Since 2010, the Claire Rosen & Samuel Edes Prize for Emerging Artists has offered recent graduates of four universities, UChicago among them, the chance at a $30,000 award. This year, the prize was awarded to Lila Newman, AB’09, whose winning proposal is for a performance piece about Ora D. Nichols, a pioneer of radio sound effects.
Newman has reconstructed some of the machines that Nichols used to make her iconic sounds, and her performance will showcase this trailblazer’s penchant for audible metaphors—how a roller skate on a wooden plank can sound more like a sliding door than an actual sliding door, or how there’s no way to be too literal about deciding how magic, for example, should sound.
“I started writing for Prairie Home Companion this past fall,” said Newman, “and in doing so, got really interested in how radio tells stories. So I went down this rabbit hole into early radio sound effects. Also, full disclosure: My father is a sound man for a living, so I’ve been raised hearing sounds really differently.”
If you’ve ever heard Orson Welles’ 1938 radio version of The War of the Worlds, then you’ve heard Ora Nichols’ singular, innovative sounds, and you know how those sounds contributed to the near-mythical verisimilitude of that broadcast.
But even for her best-known work, Nichols herself is not particularly well known. Newman hopes to recover a fascinating, all-but-forgotten chapter in the history of sound. And given that the chapter in question has a female protagonist, the gender politics of the project are unavoidable. But for Newman, focusing tightly on Nichols’ work is itself a form of corrective history, a feminist gesture.

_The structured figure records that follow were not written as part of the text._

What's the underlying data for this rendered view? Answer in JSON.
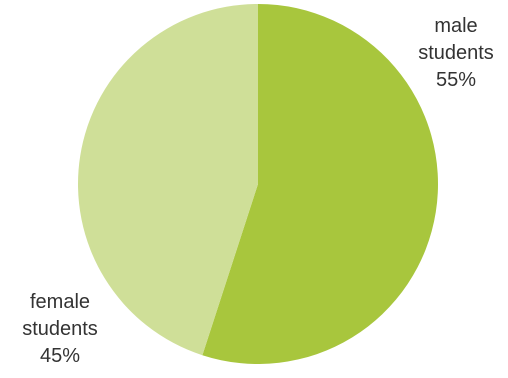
{
  "chart_data": {
    "type": "pie",
    "slices": [
      {
        "name": "male students",
        "label_lines": [
          "male",
          "students",
          "55%"
        ],
        "value": 55,
        "color": "#a8c63d"
      },
      {
        "name": "female students",
        "label_lines": [
          "female",
          "students",
          "45%"
        ],
        "value": 45,
        "color": "#cfdf98"
      }
    ],
    "start": "12 o'clock",
    "direction": "clockwise",
    "legend": "none"
  }
}
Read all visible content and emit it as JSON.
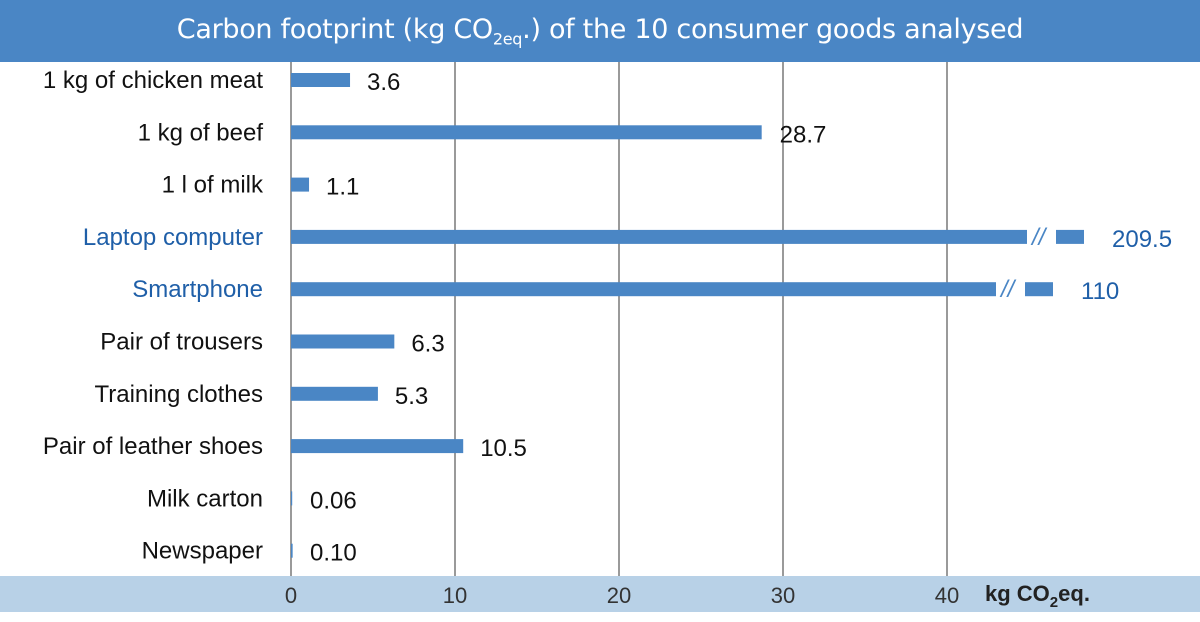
{
  "chart_data": {
    "type": "bar",
    "orientation": "horizontal",
    "title": "Carbon footprint (kg CO",
    "title_sub": "2eq",
    "title_end": ".) of the 10 consumer goods analysed",
    "xlabel_main": "kg CO",
    "xlabel_sub": "2",
    "xlabel_end": "eq.",
    "xlim": [
      0,
      50
    ],
    "xticks": [
      0,
      10,
      20,
      30,
      40
    ],
    "grid": true,
    "axis_break": "//",
    "categories": [
      "1 kg of chicken meat",
      "1 kg of beef",
      "1 l of milk",
      "Laptop computer",
      "Smartphone",
      "Pair of trousers",
      "Training clothes",
      "Pair of leather shoes",
      "Milk carton",
      "Newspaper"
    ],
    "values": [
      3.6,
      28.7,
      1.1,
      209.5,
      110,
      6.3,
      5.3,
      10.5,
      0.06,
      0.1
    ],
    "value_labels": [
      "3.6",
      "28.7",
      "1.1",
      "209.5",
      "110",
      "6.3",
      "5.3",
      "10.5",
      "0.06",
      "0.10"
    ],
    "broken": [
      false,
      false,
      false,
      true,
      true,
      false,
      false,
      false,
      false,
      false
    ],
    "highlight": [
      false,
      false,
      false,
      true,
      true,
      false,
      false,
      false,
      false,
      false
    ],
    "colors": {
      "bar": "#4a86c5",
      "title_bg": "#4a86c5",
      "axis_bg": "#b8d1e7",
      "grid": "#808080",
      "text": "#111111",
      "highlight_text": "#1f5fa8"
    }
  }
}
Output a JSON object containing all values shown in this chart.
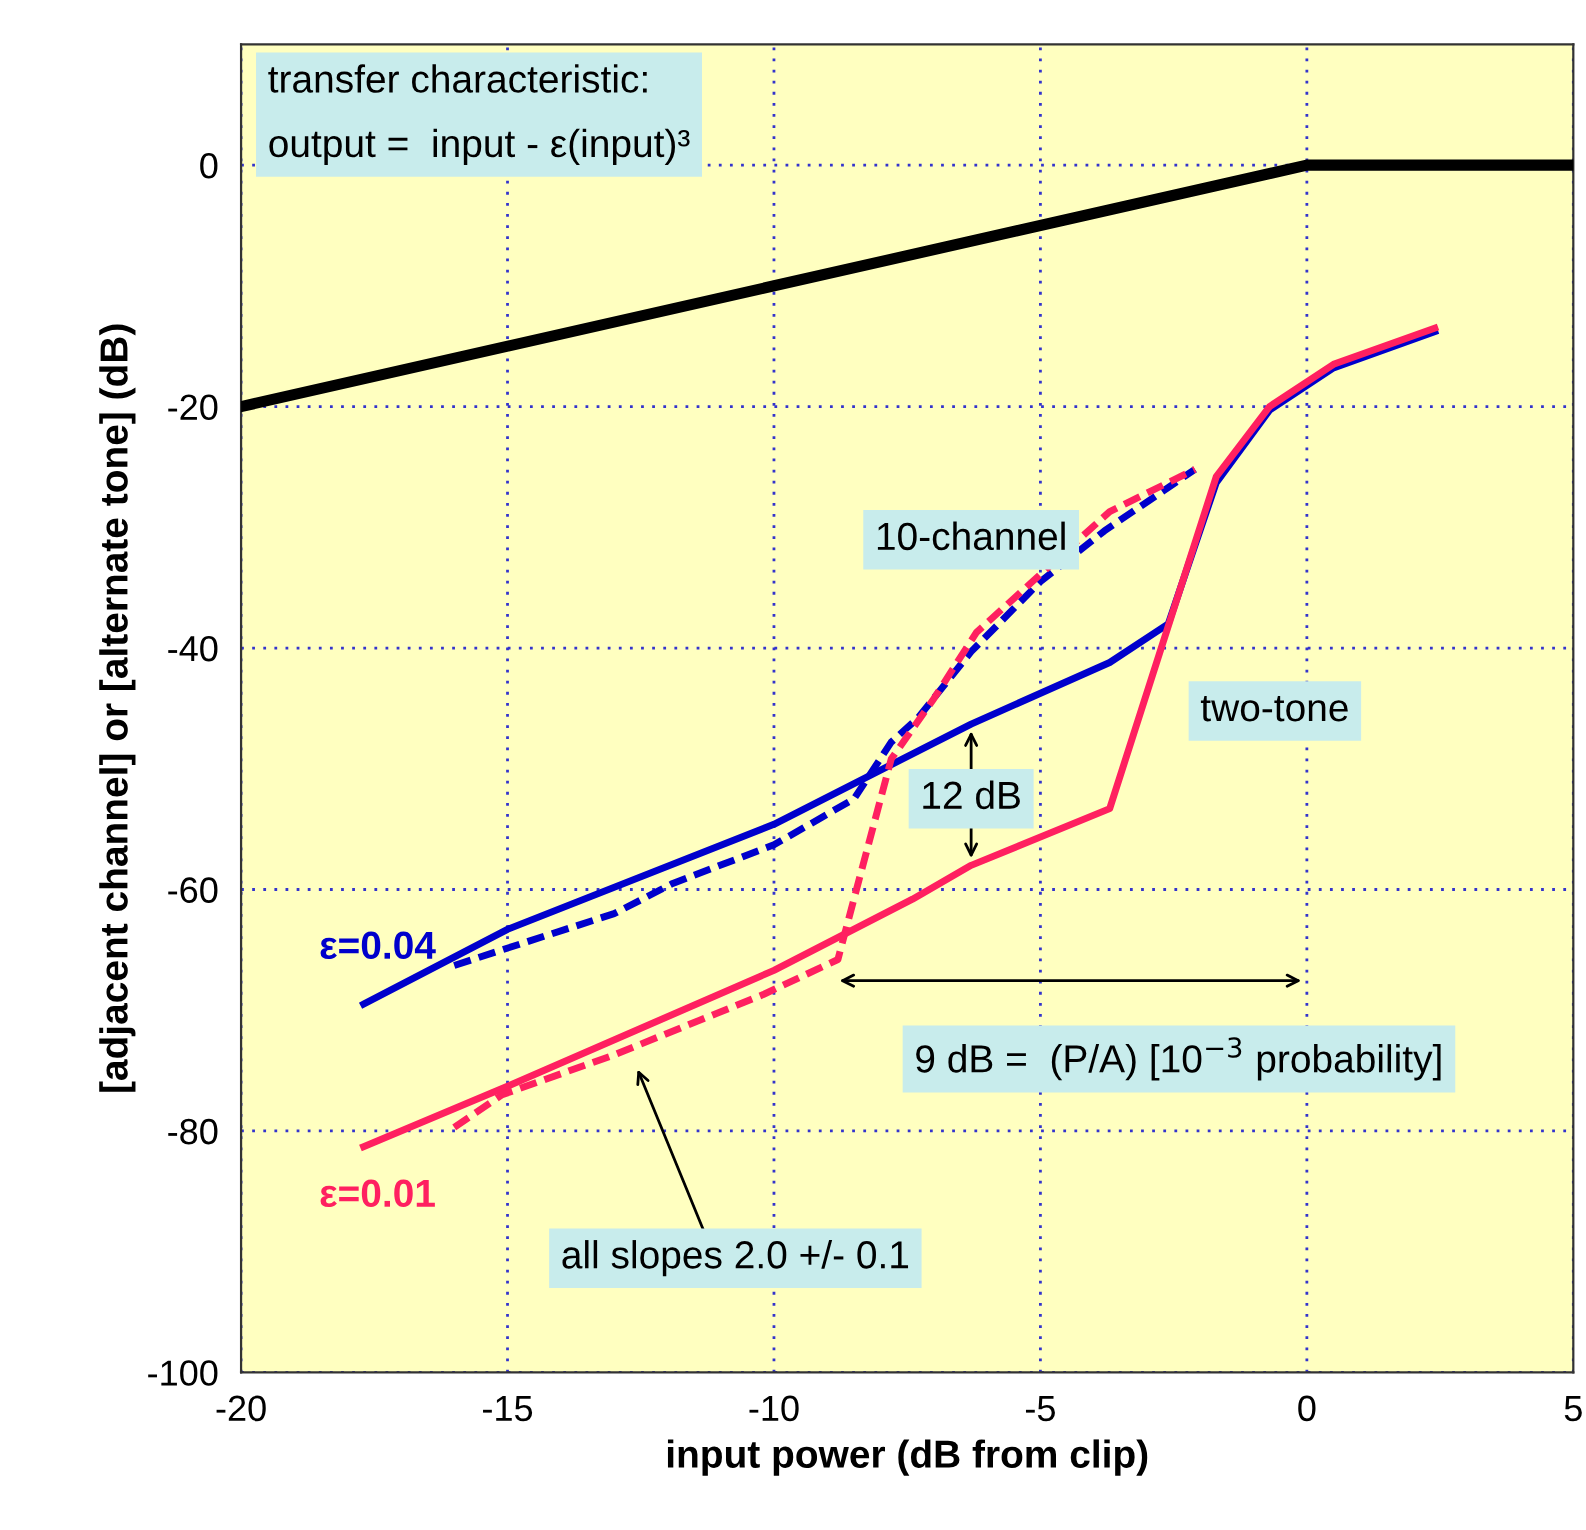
{
  "chart_data": {
    "type": "line",
    "xlabel": "input power (dB from clip)",
    "ylabel": "[adjacent channel] or [alternate tone] (dB)",
    "xlim": [
      -20,
      5
    ],
    "xticks": [
      -20,
      -15,
      -10,
      -5,
      0,
      5
    ],
    "ylim": [
      -100,
      10
    ],
    "yticks": [
      -100,
      -80,
      -60,
      -40,
      -20,
      0
    ],
    "grid": true,
    "marker": "none",
    "series": [
      {
        "color": "#000000",
        "line_style": "solid",
        "x": [
          -20,
          0,
          5
        ],
        "values": [
          -20,
          0,
          0
        ]
      },
      {
        "name": "ε=0.04",
        "color": "#0000cc",
        "line_style": "solid",
        "x": [
          -17.7,
          -15,
          -10,
          -6.3,
          -3.7,
          -2.6,
          -1.7,
          -0.7,
          0.5,
          2.4
        ],
        "values": [
          -69.5,
          -63.3,
          -54.6,
          -46.3,
          -41.2,
          -38,
          -26.3,
          -20.3,
          -16.8,
          -13.8
        ]
      },
      {
        "name": "ε=0.01",
        "color": "#ff2060",
        "line_style": "solid",
        "x": [
          -17.7,
          -15,
          -10,
          -7.4,
          -6.3,
          -3.7,
          -1.7,
          -0.7,
          0.5,
          2.4
        ],
        "values": [
          -81.3,
          -76.3,
          -66.7,
          -60.8,
          -58,
          -53.3,
          -25.8,
          -20,
          -16.5,
          -13.5
        ]
      },
      {
        "color": "#0000cc",
        "line_style": "dashed",
        "x": [
          -16,
          -15.1,
          -13,
          -11.9,
          -10,
          -8.5,
          -7.8,
          -7.3,
          -6.3,
          -5,
          -3.8,
          -2.1
        ],
        "values": [
          -66.3,
          -65,
          -62,
          -59.5,
          -56.3,
          -52.5,
          -47.8,
          -45.8,
          -40.3,
          -34.5,
          -30.3,
          -25.2
        ]
      },
      {
        "color": "#ff2060",
        "line_style": "dashed",
        "x": [
          -16,
          -15.1,
          -13,
          -10.2,
          -8.8,
          -8.5,
          -7.8,
          -7,
          -6.2,
          -5.2,
          -3.7,
          -2.1
        ],
        "values": [
          -79.7,
          -77,
          -73.7,
          -68.7,
          -65.8,
          -60.8,
          -49.2,
          -44.2,
          -38.7,
          -34.7,
          -28.7,
          -25.2
        ]
      }
    ],
    "annotations": [
      "transfer characteristic:\noutput =  input - ε(input)³",
      "10-channel",
      "two-tone",
      "12 dB",
      "9 dB =  (P/A) [10$^{−3}$ probability]",
      "all slopes 2.0 +/- 0.1"
    ]
  }
}
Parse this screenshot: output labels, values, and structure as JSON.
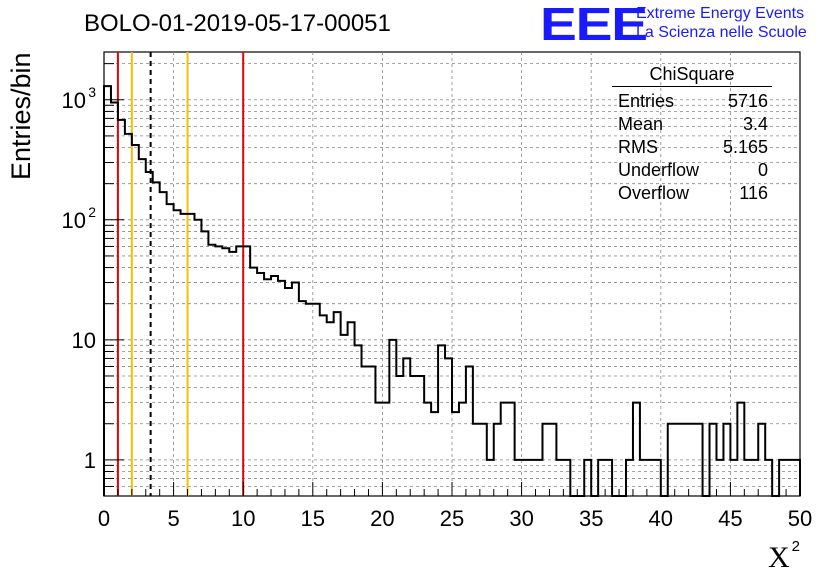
{
  "title": "BOLO-01-2019-05-17-00051",
  "logo": {
    "mark": "EEE",
    "line1": "Extreme Energy Events",
    "line2": "La Scienza nelle Scuole",
    "color": "#1a1aff"
  },
  "stats": {
    "title": "ChiSquare",
    "rows": [
      {
        "label": "Entries",
        "value": "5716"
      },
      {
        "label": "Mean",
        "value": "3.4"
      },
      {
        "label": "RMS",
        "value": "5.165"
      },
      {
        "label": "Underflow",
        "value": "0"
      },
      {
        "label": "Overflow",
        "value": "116"
      }
    ]
  },
  "chart_data": {
    "type": "bar",
    "histogram": true,
    "title": "BOLO-01-2019-05-17-00051",
    "xlabel": "X",
    "xlabel_superscript": "2",
    "ylabel": "Entries/bin",
    "xlim": [
      0,
      50
    ],
    "ylim": [
      0.5,
      2500
    ],
    "log_y": true,
    "grid": true,
    "bin_width": 0.5,
    "x_ticks": [
      0,
      5,
      10,
      15,
      20,
      25,
      30,
      35,
      40,
      45,
      50
    ],
    "y_ticks": [
      {
        "value": 1,
        "label": "1"
      },
      {
        "value": 10,
        "label": "10"
      },
      {
        "value": 100,
        "label": "10",
        "exponent": "2"
      },
      {
        "value": 1000,
        "label": "10",
        "exponent": "3"
      }
    ],
    "values": [
      1300,
      950,
      680,
      520,
      420,
      320,
      250,
      205,
      170,
      135,
      120,
      112,
      112,
      100,
      80,
      62,
      60,
      58,
      54,
      60,
      60,
      40,
      36,
      32,
      34,
      31,
      27,
      30,
      21,
      20,
      20,
      16,
      14,
      17,
      11,
      14,
      9,
      6,
      6,
      3,
      3,
      10,
      5,
      7,
      5,
      5,
      3,
      2.5,
      9,
      7,
      2.5,
      3,
      6,
      2,
      2,
      1,
      2,
      3,
      3,
      1,
      1,
      1,
      1,
      2,
      2,
      1,
      1,
      0,
      0,
      1,
      0,
      1,
      1,
      0,
      0,
      1,
      3,
      1,
      1,
      1,
      0,
      2,
      2,
      2,
      2,
      2,
      0,
      2,
      1,
      2,
      1,
      3,
      1,
      1,
      2,
      1,
      0,
      1,
      1,
      1
    ],
    "vertical_lines": [
      {
        "x": 1,
        "color": "#e8000b",
        "style": "solid"
      },
      {
        "x": 2,
        "color": "#f2c200",
        "style": "solid"
      },
      {
        "x": 3.35,
        "color": "#000000",
        "style": "dashed"
      },
      {
        "x": 6,
        "color": "#f2c200",
        "style": "solid"
      },
      {
        "x": 10,
        "color": "#e8000b",
        "style": "solid"
      }
    ]
  }
}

“We’re allowed to tell the stories of men without their families, or the domestic sphere, but I don’t think that’s the case with women, for the most part,” Newman says. “Where she [Nichols] was remarkable was in her artistry, and how she stood as a person. Not a woman, not a man, just a person making art and [taking] innovative steps in sound.”
Which is not to say that Newman is indifferent to Nichols’ gender. “I’m happy she’s a woman,” she concludes, “because then I get to play her.”
Witnessing a Trajectory
The Edes Prize allows some artists to dial up the scope and ambition of their projects, or to slow down their creative processes. When he won the prize last year, sculptor Shane Ward said that he’d been given “the gift of time.” 2011 winner Jacob Hurwitz Goodman echoed that sentiment: “Beyond any question of buying fancy cameras or fancy equipment, it’s how I’m able to sort of relax and use my time that makes a difference in the end.”
Heidi Coleman, director of undergraduate studies for Theater and Performance Studies and Edes Prize juror, is quick to point out that Newman’s project is a different matter. In theater, where collaboration and repeated performances are inherent to the medium, and where production costs can easily skyrocket—especially in New York, where Newman will perform her piece—$30,000 helps to make a project like Newman’s possible.
“This money won’t give her the luxury of time,” Coleman says. “What this amount of money will allow Lila to do is to really collaborate with people in a way that values their time and expertise.”
Coleman is confident that Newman can pull it off, having seen her work grow throughout her time at UChicago. Coleman sees Newman as an ideal Edes Prize recipient—an exciting new voice that will be transformed and amplified by the new opportunities that the prize money will afford.
“It’s so rare that you get to witness a trajectory like this,” Coleman says. “She was always remarkable. So I’m not surprised, but I’m very proud of her.”
The other finalists were filmmaker Sarra Jahedi, AB’09, composer Fusun Koksal, PhD’13, and poet Ariana Nash, AM’13. Visit the UChicago Arts website to learn more about the annual Samuel and Claire Edes Prize for Emerging Artists.
“The purpose of the prize is to provide a jump-start to the careers of promising emerging artists,” explains Mary J. Harvey, associate provost and chair of the Arts Council. “What other foundations do we know of who are giving a prize this substantial—risking, if you will, their money—to see young artists really move ahead in their careers?”